Abstract

Background. Warfarin anticoagulation for atrial fibrillation (AF) requires routine INR blood testing, usually performed by a single anticoagulation clinic or provider. Regular INR testing improves INR control, and monthly INR testing and adequate time in INR therapeutic range are endorsed quality and performance measures. However, many Veterans with cardiovascular disease use VA and Medicare (MC) services concurrently. We therefore evaluated the association of outpatient dual health care system use with process measures of warfarin management. Methods. Using linked VA and MC inpatient, outpatient, drug prescription, and laboratory claims, we identified MC Part A/B eligible, non-MC Advantage, Veterans age ≥ 65 with prevalent atrial fibrillation or flutter who were prescribed warfarin from the VA (index date) between 1/1/2004 and 12/31/2008. The primary predictor was the degree of dual use for INR testing, expressed as the fraction of outpatient INRs obtained in the 12 months post-index date that occurred in Medicare (MC/[VA+MC]). The outcomes were 1) the INR monitoring rate (INRMR), expressed as the proportion of calendar months±6 days in which an INR was performed (consistent with AHA/ACC performance measures) and 2) VA-based time in INR therapeutic range of 2.0-3.0 (TTR). Results. We identified 394,854 patients (age 77.2 ± 6.1 years; 1.4% female) with AF and VA-issued warfarin meeting inclusion criteria. Of these, 43.3% used VA only for INR testing, 16.6% used MC only, and 39.1% used both VA and MC. Compared to patients who used VA only, dual health care system users were older and had higher CHADS2 and comorbidity index scores.
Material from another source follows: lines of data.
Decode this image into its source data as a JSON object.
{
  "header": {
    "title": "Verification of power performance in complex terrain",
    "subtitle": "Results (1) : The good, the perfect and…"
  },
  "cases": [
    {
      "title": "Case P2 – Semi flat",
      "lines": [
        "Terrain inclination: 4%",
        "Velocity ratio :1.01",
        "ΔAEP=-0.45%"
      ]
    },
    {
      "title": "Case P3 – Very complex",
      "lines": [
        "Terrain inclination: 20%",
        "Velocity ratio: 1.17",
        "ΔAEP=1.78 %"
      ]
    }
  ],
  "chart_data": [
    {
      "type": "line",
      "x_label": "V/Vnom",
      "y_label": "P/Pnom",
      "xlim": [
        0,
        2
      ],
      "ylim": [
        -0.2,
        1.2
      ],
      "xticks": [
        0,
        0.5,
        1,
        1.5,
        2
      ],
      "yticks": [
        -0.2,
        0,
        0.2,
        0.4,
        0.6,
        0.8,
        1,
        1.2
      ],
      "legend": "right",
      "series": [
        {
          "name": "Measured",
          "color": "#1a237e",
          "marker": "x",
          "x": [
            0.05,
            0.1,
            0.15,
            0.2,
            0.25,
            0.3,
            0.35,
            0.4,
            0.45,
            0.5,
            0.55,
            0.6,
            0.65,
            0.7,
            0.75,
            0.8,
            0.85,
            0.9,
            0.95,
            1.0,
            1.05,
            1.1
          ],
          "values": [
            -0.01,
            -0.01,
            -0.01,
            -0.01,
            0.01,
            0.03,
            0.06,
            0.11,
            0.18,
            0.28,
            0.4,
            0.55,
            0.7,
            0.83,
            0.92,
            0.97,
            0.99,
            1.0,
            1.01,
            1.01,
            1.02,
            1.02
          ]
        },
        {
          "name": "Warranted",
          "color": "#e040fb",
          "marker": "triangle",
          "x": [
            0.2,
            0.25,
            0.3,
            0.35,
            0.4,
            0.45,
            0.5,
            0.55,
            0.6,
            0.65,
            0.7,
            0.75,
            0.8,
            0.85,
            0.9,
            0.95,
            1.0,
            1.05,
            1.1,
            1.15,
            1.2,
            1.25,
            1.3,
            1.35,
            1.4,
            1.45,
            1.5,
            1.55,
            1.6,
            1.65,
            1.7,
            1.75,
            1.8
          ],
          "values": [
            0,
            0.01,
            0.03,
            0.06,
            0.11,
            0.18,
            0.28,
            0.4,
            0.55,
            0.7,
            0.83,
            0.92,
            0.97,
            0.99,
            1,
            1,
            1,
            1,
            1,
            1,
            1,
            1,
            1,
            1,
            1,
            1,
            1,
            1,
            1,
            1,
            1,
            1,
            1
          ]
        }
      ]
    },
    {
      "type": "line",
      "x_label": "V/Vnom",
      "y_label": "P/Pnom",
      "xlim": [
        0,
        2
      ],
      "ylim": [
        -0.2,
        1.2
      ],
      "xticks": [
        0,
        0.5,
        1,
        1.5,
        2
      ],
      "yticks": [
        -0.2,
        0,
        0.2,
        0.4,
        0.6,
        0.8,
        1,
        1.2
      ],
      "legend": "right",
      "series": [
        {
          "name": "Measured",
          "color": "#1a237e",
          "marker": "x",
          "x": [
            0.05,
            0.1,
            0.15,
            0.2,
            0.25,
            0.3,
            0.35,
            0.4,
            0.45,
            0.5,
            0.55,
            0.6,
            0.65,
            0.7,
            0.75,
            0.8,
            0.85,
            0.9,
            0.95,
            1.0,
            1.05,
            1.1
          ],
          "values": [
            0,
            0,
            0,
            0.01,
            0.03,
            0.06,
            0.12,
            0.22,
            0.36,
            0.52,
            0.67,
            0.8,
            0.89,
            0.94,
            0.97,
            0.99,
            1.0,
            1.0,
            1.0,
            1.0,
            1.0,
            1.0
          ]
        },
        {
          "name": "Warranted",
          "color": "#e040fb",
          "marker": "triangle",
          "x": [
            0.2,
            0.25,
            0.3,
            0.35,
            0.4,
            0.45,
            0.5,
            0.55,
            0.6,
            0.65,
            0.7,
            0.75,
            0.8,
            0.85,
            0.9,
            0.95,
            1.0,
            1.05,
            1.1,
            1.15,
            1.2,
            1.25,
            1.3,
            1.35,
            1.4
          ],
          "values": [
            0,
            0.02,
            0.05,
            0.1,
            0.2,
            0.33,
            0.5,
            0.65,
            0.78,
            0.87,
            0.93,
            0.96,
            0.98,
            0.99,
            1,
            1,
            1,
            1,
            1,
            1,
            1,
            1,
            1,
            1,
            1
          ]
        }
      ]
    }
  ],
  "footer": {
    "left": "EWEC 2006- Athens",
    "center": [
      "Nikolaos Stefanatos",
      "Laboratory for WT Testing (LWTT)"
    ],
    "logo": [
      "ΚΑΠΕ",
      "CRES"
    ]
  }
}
Compared to patients with VA-only care, the proportion of patients with adequate achievement of performance measures (INRMR = 1.0 or TTR ≥ 60) varied by degree of dual use (p<0.001). Mean TTR was highest among patients with VA-only INR monitoring (Table, p < 0.001). Conclusion: More than half of Veterans age ≥ 65 with AF and VA-issued warfarin receive outpatient INR testing in MC. Dual health care system use is associated with lower achievement of process measures of quality of anticoagulation care, which could affect outcomes of stroke, hemorrhage and death.